Однажды, тоже вечером, приехал участковый Игнатенко, долго вытирал сапоги, шумно сморкался в носовой платок. В дом заходить не стал, постояли на крыльце, поговорили о том о сем. Между делом Игнатенко поинтересовался, когда Антонина Петровна собирается ехать, нет ли писем из воинской части или от людей, которые, может быть, видели сына. Участковый горестно вздыхал, снимая фуражку и вытирая лысину большим клетчатым платком. Все поглядывал на сарай и на баньку и вдруг как-то засуетился, заспешил… На прощанье зачем-то сказал:

— Ты извиняй меня, Петровна, начальство, будь оно неладно, требует. Мол, съезди к Горшковым да съезди, может, солдат твой нашелся, или тебе надо чего… — Горько и обреченно махнул рукой и уехал. В этот раз он даже не зашел к своему куму Даниле Опанасенко на чарку.

Антонина Петровна так и не поняла, зачем он приезжал: помощь от властей предложить, что ли? Поднакопив чуть-чуть деньжат, она решила ехать. Однажды пришла соседка, она слышала по телевизору, что наших ребят, срочников, чеченцы отдают за выкуп. Поговорили, а вдруг деньги понадобятся… Тогда Антонина Петровна решила продать корову. Зорьку увел армянин с соседней улицы. Корова долго и жалобно мычала во дворе, пока новый хозяин долго и нудно жаловался на жизнь, отсчитывал деньги. Антонина Петровна не стала выходить во двор, боялась, что заплачет. Корова, горестно мотая головой, пошла за новым хозяином.

Перед отъездом Антонина Петровна еще раз съездила в военкомат, спросить, а вдруг есть какие-либо известия о сыне, ведь не иголка же. Полипов сразу ее вспомнил, засуетился, созвонился с Минераловодским военкоматом, долго что-то выяснял и согласовывал. Потом, довольно потирая ладони, сообщил женщине, что через два дня из Минеральных Вод в Чечню пойдет автоколонна с гуманитарной помощью и ее могут взять с собой. В этот же день Антонина Петровна выехала в Минеральные Воды. В поезде было много военных, совсем молодые ребята пили, разговаривали резко, грубо. Офицеры почти совсем не обращали на них внимания. В Минводах она переночевала на вокзале и утром поехала в военкомат. В Чечню должны были идти два армейских «КамАЗа» с дровами и автобус с теплыми вещами и продуктами для солдат. Сопровождали колонну казаки с карабинами. Они посадили Антонину Петровну в автобус и вскоре тронулись в путь. Впереди колонны шел зеленый БРДМ с контрактниками. За рулем автобуса сидел совсем молоденький солдатик с тонкой, почти детской шейкой. Антонина Петровна обратила внимание на его руки, серые от ссадин и цыпок. Покопавшись у себя в сумке, она достала большое румяное яблоко, протянула его мальчишке-солдату:

— Возьми, сынок…

Не отводя взгляда от дороги, он улыбнулся смущенной детской улыбкой:

— Спасибо, маманя…

У Антонины Петровны защемило сердце, так ее называл только сын.
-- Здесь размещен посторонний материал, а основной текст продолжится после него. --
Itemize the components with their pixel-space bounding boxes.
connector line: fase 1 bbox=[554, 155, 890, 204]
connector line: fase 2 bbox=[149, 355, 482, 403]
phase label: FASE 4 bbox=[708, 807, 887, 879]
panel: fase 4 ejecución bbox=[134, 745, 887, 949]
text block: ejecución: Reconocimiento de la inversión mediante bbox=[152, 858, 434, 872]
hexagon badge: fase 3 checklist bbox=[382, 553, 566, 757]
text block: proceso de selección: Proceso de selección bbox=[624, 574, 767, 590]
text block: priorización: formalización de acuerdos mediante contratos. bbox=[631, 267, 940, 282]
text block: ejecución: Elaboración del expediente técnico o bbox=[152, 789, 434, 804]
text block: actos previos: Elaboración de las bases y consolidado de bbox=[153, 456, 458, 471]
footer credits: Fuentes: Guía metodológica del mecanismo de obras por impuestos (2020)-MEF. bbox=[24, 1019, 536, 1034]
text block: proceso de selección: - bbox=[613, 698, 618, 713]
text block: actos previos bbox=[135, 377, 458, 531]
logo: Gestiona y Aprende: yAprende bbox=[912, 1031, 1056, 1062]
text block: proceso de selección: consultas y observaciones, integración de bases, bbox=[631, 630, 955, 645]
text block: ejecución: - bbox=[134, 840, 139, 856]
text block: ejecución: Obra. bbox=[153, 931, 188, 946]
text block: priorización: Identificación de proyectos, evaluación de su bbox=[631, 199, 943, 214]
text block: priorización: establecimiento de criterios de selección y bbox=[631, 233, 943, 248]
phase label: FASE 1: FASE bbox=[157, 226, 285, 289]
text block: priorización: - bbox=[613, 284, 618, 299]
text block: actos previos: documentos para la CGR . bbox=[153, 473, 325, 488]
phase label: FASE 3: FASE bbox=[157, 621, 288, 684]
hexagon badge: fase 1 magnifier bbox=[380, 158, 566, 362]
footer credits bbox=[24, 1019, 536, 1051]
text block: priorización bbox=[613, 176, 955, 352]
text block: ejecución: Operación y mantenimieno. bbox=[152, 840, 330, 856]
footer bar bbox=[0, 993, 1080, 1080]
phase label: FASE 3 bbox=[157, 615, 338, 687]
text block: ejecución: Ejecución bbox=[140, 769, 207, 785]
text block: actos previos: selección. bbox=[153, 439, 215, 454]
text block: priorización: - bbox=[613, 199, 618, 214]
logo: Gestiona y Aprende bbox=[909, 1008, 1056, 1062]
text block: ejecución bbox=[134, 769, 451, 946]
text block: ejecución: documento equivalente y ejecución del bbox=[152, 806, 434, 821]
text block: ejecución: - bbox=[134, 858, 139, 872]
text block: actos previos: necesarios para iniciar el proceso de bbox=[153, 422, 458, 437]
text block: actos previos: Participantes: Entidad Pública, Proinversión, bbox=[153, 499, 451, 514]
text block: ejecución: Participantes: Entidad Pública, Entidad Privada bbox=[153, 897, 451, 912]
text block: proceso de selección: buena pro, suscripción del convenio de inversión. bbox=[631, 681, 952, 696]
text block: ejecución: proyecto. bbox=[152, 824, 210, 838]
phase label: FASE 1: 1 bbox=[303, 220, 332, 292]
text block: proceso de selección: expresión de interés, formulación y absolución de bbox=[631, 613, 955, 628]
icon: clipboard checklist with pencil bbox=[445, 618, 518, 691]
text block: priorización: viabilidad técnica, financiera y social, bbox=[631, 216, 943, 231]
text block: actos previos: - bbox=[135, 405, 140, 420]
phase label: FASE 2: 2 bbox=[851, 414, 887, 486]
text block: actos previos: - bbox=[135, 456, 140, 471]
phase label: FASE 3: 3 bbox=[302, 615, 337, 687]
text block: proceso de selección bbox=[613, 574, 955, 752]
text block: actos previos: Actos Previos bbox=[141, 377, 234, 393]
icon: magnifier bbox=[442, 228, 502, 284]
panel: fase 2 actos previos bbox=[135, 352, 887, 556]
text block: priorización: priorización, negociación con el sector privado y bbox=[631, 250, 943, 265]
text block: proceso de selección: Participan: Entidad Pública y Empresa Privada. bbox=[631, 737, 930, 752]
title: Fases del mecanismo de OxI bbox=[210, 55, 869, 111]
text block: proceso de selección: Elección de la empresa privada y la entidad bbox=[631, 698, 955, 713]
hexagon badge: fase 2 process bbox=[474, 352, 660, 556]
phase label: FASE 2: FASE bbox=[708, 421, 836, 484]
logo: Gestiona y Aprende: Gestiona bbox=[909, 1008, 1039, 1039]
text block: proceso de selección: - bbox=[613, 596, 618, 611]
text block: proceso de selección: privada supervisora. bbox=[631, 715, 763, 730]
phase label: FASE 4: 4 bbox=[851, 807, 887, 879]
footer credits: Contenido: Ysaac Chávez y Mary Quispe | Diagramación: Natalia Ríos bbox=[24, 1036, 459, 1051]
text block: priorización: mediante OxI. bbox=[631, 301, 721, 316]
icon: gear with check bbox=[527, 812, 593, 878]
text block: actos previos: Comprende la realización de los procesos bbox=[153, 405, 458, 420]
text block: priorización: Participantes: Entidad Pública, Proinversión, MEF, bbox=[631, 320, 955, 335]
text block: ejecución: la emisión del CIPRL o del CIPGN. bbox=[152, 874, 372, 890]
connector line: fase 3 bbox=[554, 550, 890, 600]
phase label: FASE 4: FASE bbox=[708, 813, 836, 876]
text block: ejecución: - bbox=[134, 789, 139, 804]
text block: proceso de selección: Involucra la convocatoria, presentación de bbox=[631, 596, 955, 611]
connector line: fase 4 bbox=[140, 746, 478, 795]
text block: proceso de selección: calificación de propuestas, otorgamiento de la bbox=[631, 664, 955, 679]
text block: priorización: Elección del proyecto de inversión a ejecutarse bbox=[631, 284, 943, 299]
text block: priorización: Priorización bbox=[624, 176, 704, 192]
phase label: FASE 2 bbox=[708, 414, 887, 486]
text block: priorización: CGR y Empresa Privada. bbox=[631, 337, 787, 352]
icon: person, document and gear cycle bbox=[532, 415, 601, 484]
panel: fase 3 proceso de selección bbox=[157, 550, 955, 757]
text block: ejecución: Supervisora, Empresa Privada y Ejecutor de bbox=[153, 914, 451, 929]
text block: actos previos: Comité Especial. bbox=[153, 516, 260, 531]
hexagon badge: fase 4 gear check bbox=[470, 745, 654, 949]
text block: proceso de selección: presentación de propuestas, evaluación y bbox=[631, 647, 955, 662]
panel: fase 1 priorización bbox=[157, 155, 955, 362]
Часа через четыре колонна остановилась на блокпосту с огромным транспарантом «Чеченская Республика». Водитель остановил машину и заглушил двигатель. Небритые милиционеры о чем-то переговорили со старшим колонны, заглянули в автобус, поочередно оглядывая Антонину Петровну. Она уже держала в руках фотографию сына. На ее вопрос, не встречали ли они его где-нибудь, оба отрицательно покачали головами. За блокпостом колонна опять остановилась. Солдаты и казаки вышли из машин, по команде старшего зарядили оружие. Водители повесили на стекла дверей машин бронежилеты. К обеду были в станице Наурской. Старший колонны отвел Антонину Петровну в военкомат, на прощанье пожал ей руку:

— Желаю вам успеха…

Военком был на месте. Он вызвал к себе какого-то контрактника, приказал:

— Проводишь женщину к главе администрации, отдашь ему это письмо.

Глава администрации, пожилой чеченец с умным лицом и усталыми глазами, был дома. Прочитав записку, позвал жену.

— Хади, — сказал он. — Накорми Антонину Петровну обедом, пусть отдохнет с дороги. А я попробую узнать, как ей быть завтра. Посоветуюсь со стариками, как ей попасть на ту сторону.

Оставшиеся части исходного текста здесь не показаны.